For many uses of industrial fabrics, it is crucial for them to possess a controlled air permeability. Examples are fabrics on the underside of parachutes, fabrics for gas filtration, fabrics for manufacturing landing pads, etc.
This is particularly true of air bag fabrics. Air bags usually consist of two fabrics which differ in air permeability. The contact part, which faces the vehicle occupant at the instant of deployment of the air bag, is required to have an extremely low air permeability of &lt;10 l/dm.sup.2 .times.min under a test pressure difference of 500 Pa. It is this fabric which traps the generator-produced gas and causes the air bag to inflate.
However, soft cushioning of the vehicle occupant in the event of the vehicle being involved in a collision is possible only if care has been taken to ensure that some of the gas will be able to escape from the air bag under the impact of the vehicle occupant. For this reason, air bags are made either of single-piece fabrics of varying air permeability or from two sewn-together fabrics whose air permeabilities differ in a controlled way. Such air bags then consist of the above-mentioned so-called contact fabric of very low air permeability and a so-called filter fabric of significantly higher air permeability, permitting controlled escape of the generator gas. The filter fabric usually forms the side parts of the air bag. A filter fabric is required to have air permeabilities ranging between 20-120 l/dm.sup.2 .times.min, measured under a test pressure difference of 500 Pa.

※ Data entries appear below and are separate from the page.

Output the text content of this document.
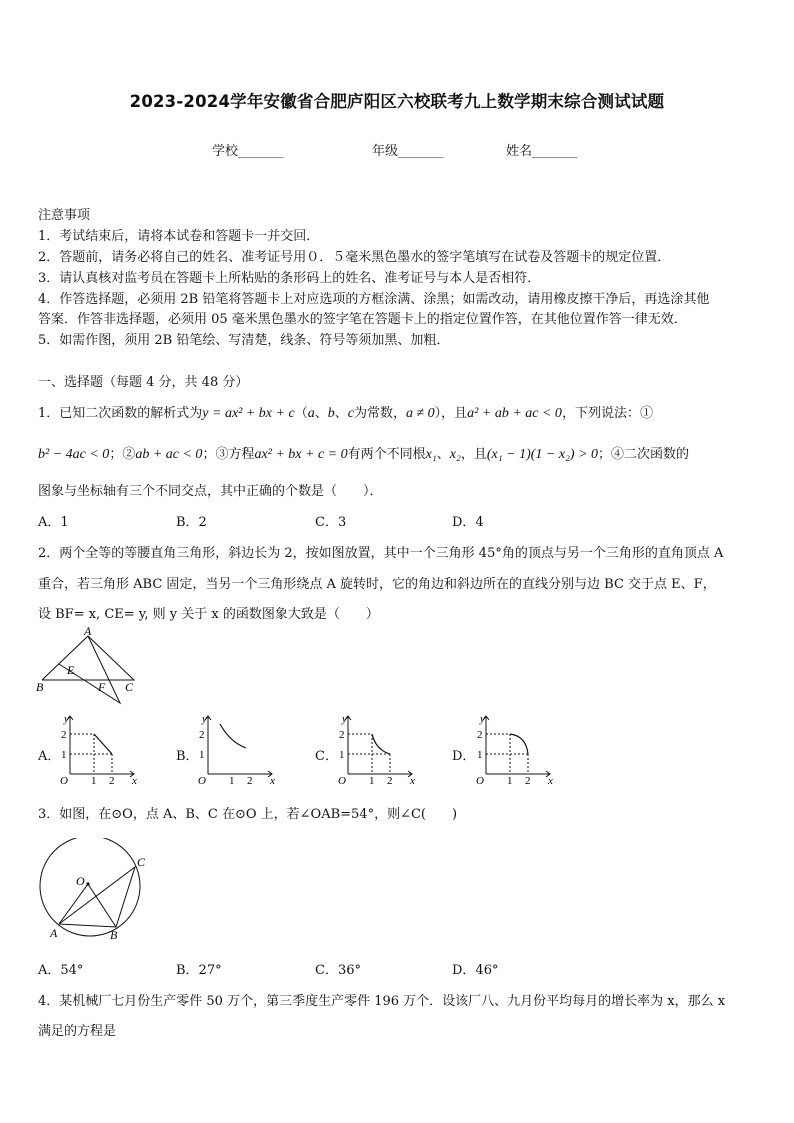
2023-2024学年安徽省合肥庐阳区六校联考九上数学期末综合测试试题
学校_______	年级_______	姓名_______
注意事项
1．考试结束后，请将本试卷和答题卡一并交回．
2．答题前，请务必将自己的姓名、准考证号用０．５毫米黑色墨水的签字笔填写在试卷及答题卡的规定位置．
3．请认真核对监考员在答题卡上所粘贴的条形码上的姓名、准考证号与本人是否相符．
4．作答选择题，必须用 2B 铅笔将答题卡上对应选项的方框涂满、涂黑；如需改动，请用橡皮擦干净后，再选涂其他
答案．作答非选择题，必须用 05 毫米黑色墨水的签字笔在答题卡上的指定位置作答，在其他位置作答一律无效．
5．如需作图，须用 2B 铅笔绘、写清楚，线条、符号等须加黑、加粗．
一、选择题（每题 4 分，共 48 分）
1．已知二次函数的解析式为y = ax² + bx + c（a、b、c为常数，a ≠ 0），且a² + ab + ac < 0，下列说法：①
b² − 4ac < 0；②ab + ac < 0；③方程ax² + bx + c = 0有两个不同根x₁、x₂，且(x₁ − 1)(1 − x₂) > 0；④二次函数的
图象与坐标轴有三个不同交点，其中正确的个数是（　　）．
A．1	B．2	C．3	D．4
2．两个全等的等腰直角三角形，斜边长为 2，按如图放置，其中一个三角形 45°角的顶点与另一个三角形的直角顶点 A
重合，若三角形 ABC 固定，当另一个三角形绕点 A 旋转时，它的角边和斜边所在的直线分别与边 BC 交于点 E、F，
设 BF= x, CE= y, 则 y 关于 x 的函数图象大致是（　　）
A
B	C
E
F
A．	B．	C．	D．
y
x
O
2
1
1 2
y
x
O
2
1
1 2
y
x
O
2
1
1 2
y
x
O
2
1
1 2
3．如图，在⊙O，点 A、B、C 在⊙O 上，若∠OAB=54°，则∠C(　　)
O
A	B
C
A．54°	B．27°	C．36°	D．46°
4．某机械厂七月份生产零件 50 万个，第三季度生产零件 196 万个．设该厂八、九月份平均每月的增长率为 x，那么 x
满足的方程是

Any material employed in an injury prevention function must, as an absolute requirement, retain its original properties over a prolonged period even under extreme conditions. This requirement particularly applies to air bags, which are intended to protect the vehicle occupants in the event of an accident. For instance, the original air permeability, not only of the contact fabric but also of the filter fabric of an air bag, must remain unchanged if at anytime, and even following an extended period of using the vehicle, protection of the occupants in the event of an accident is to be ensured. If the air permeability of a fabric remains unchanged over a long period, even under extreme conditions, the fabric will normally be said to possess ageing resistance.
Similar to filter fabrics for an air bag, other industrial fabrics having controlled air permeability must meet a maximum ageing resistance requirement, in particular, if they are used to prevent injury. This requirement is also absolutely essential for the above-mentioned fabrics for use in parachutes, for landing pads, etc.
To manufacture contact fabrics for air bags or industrial fabrics which are subject to similar low air permeability requirements, it is possible to employ a process described in EP-A-436,950, which makes it possible to achieve the required low air permeability. This process can also be employed for air bag filter fabrics, which must have a distinctly high air permeability when compared with contact fabrics. This reference does not disclose which process parameters must be observed in order to ensure a high ageing resistance in respect of the original air permeability. The process described in EP-A-436,950 is suitable only for fabrics made of polyamide yarns.